# Data Preparation

This notebook develops the data preparation for text-to-text learning for supervised datasets (like T5 from Deep Mind), it extends T5 for more tasks and is developed with PyTorch.

The source code is open-sourced.

For the processed text, it will be given when/if I get resources to get it in the open.



## Dataset preparation.

One of the ideas of this process is to do less pre-processing and use the least pre-processed text possible. Uppercase, punctuation and other simbols have information that with some pre-processing is lost. This might not be too problematic for English or other languages, but certainly is for German (and might be for others).

Due to this, many of the pre-processsd (tokenized) datasets available are discarded and the data preparation will be done from Raw data (example for the GLUE and SuperGLUE benchmmarks)

### Text Task Description

In the original T5 paper the tasks are described in english and with a single representation, for example: 
 
    Source String: "translate {}"
    Target String: "to {}"
 
In this work we add a few variations to this. The first variation is that the task will be described in multiple languages, for starting:

* English
* Spanish
* French
* German

The second change is that instead of a single description of the task, there will be multiple ones and they'll be chosen randomly.

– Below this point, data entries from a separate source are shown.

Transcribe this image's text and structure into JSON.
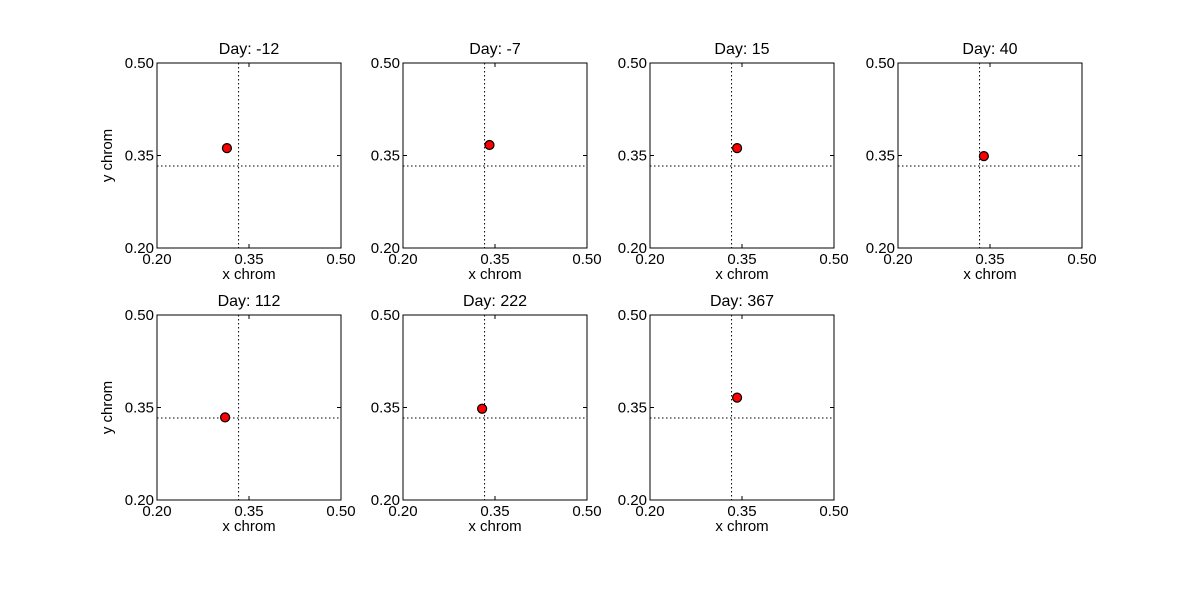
{
  "chart_data": [
    {
      "type": "scatter",
      "title": "Day: -12",
      "xlabel": "x chrom",
      "ylabel": "y chrom",
      "xlim": [
        0.2,
        0.5
      ],
      "ylim": [
        0.2,
        0.5
      ],
      "xticks": [
        "0.20",
        "0.35",
        "0.50"
      ],
      "yticks": [
        "0.50",
        "0.35",
        "0.20"
      ],
      "ref_x": 0.333,
      "ref_y": 0.333,
      "points": [
        {
          "x": 0.314,
          "y": 0.362
        }
      ]
    },
    {
      "type": "scatter",
      "title": "Day: -7",
      "xlabel": "x chrom",
      "ylabel": "",
      "xlim": [
        0.2,
        0.5
      ],
      "ylim": [
        0.2,
        0.5
      ],
      "xticks": [
        "0.20",
        "0.35",
        "0.50"
      ],
      "yticks": [
        "0.50",
        "0.35",
        "0.20"
      ],
      "ref_x": 0.333,
      "ref_y": 0.333,
      "points": [
        {
          "x": 0.341,
          "y": 0.367
        }
      ]
    },
    {
      "type": "scatter",
      "title": "Day: 15",
      "xlabel": "x chrom",
      "ylabel": "",
      "xlim": [
        0.2,
        0.5
      ],
      "ylim": [
        0.2,
        0.5
      ],
      "xticks": [
        "0.20",
        "0.35",
        "0.50"
      ],
      "yticks": [
        "0.50",
        "0.35",
        "0.20"
      ],
      "ref_x": 0.333,
      "ref_y": 0.333,
      "points": [
        {
          "x": 0.342,
          "y": 0.362
        }
      ]
    },
    {
      "type": "scatter",
      "title": "Day: 40",
      "xlabel": "x chrom",
      "ylabel": "",
      "xlim": [
        0.2,
        0.5
      ],
      "ylim": [
        0.2,
        0.5
      ],
      "xticks": [
        "0.20",
        "0.35",
        "0.50"
      ],
      "yticks": [
        "0.50",
        "0.35",
        "0.20"
      ],
      "ref_x": 0.333,
      "ref_y": 0.333,
      "points": [
        {
          "x": 0.34,
          "y": 0.349
        }
      ]
    },
    {
      "type": "scatter",
      "title": "Day: 112",
      "xlabel": "x chrom",
      "ylabel": "y chrom",
      "xlim": [
        0.2,
        0.5
      ],
      "ylim": [
        0.2,
        0.5
      ],
      "xticks": [
        "0.20",
        "0.35",
        "0.50"
      ],
      "yticks": [
        "0.50",
        "0.35",
        "0.20"
      ],
      "ref_x": 0.333,
      "ref_y": 0.333,
      "points": [
        {
          "x": 0.311,
          "y": 0.334
        }
      ]
    },
    {
      "type": "scatter",
      "title": "Day: 222",
      "xlabel": "x chrom",
      "ylabel": "",
      "xlim": [
        0.2,
        0.5
      ],
      "ylim": [
        0.2,
        0.5
      ],
      "xticks": [
        "0.20",
        "0.35",
        "0.50"
      ],
      "yticks": [
        "0.50",
        "0.35",
        "0.20"
      ],
      "ref_x": 0.333,
      "ref_y": 0.333,
      "points": [
        {
          "x": 0.329,
          "y": 0.348
        }
      ]
    },
    {
      "type": "scatter",
      "title": "Day: 367",
      "xlabel": "x chrom",
      "ylabel": "",
      "xlim": [
        0.2,
        0.5
      ],
      "ylim": [
        0.2,
        0.5
      ],
      "xticks": [
        "0.20",
        "0.35",
        "0.50"
      ],
      "yticks": [
        "0.50",
        "0.35",
        "0.20"
      ],
      "ref_x": 0.333,
      "ref_y": 0.333,
      "points": [
        {
          "x": 0.342,
          "y": 0.366
        }
      ]
    }
  ],
  "colors": {
    "point_fill": "#ff0000",
    "point_edge": "#000000",
    "frame": "#000000"
  }
}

Examples for language translation:
 
    " Cómo se dice: {} en {} ?"
    " Traducir: {} al {}."
    " Por favor traduce: {} al {}"
    " Traduce: {} al {}"



## Datasets List to process/analyze

* ~~MUSE~~ Issue downloading data, only multilang dictionaries available
* GLUE
    - [CoLA](https://nyu-mll.github.io/CoLA/); [Neural Network Acceptability Judgments ](https://arxiv.org/abs/1805.12471); [Source Code](https://github.com/nyu-mll/CoLA-baselines)
    - MNLI
    - MRPC
    - QNLI
    - QQP
    - RTE
    - SNLI
    - SST-2
    - STS-B
    - WNLI
* SuperGLUE
    - BoolQ
    - CB
    - COPA
    - MultiRC
    - ReCoRD
    - RTE
    - WiC
    - WSC
* MultiNLI
* SNLI
* XNLI
* UD-Treebank v2.5
* SWAG
* WikiMatrix

## Unsupervised Datasets

* Gutenberg
* Wiktionary
* Wikipedia
* ArXiv
* Wikitext-2
* Wikitext-103

### CoLA




In [2]:
import torch
from torchtext.data import TabularDataset, Field


In [None]:
cola_path = "~/"
cola_src = Field(sequential=True,
                tokenize=lambda x:x  # character level tokenization
                 include_lenghts=True,  # 
                )
cola_tgt = Field(is_target=True)
mt_train = TabularDataset( path='/path/to/file.tsv', format="TSV", fields=(_, cola_trg, _, cola_src))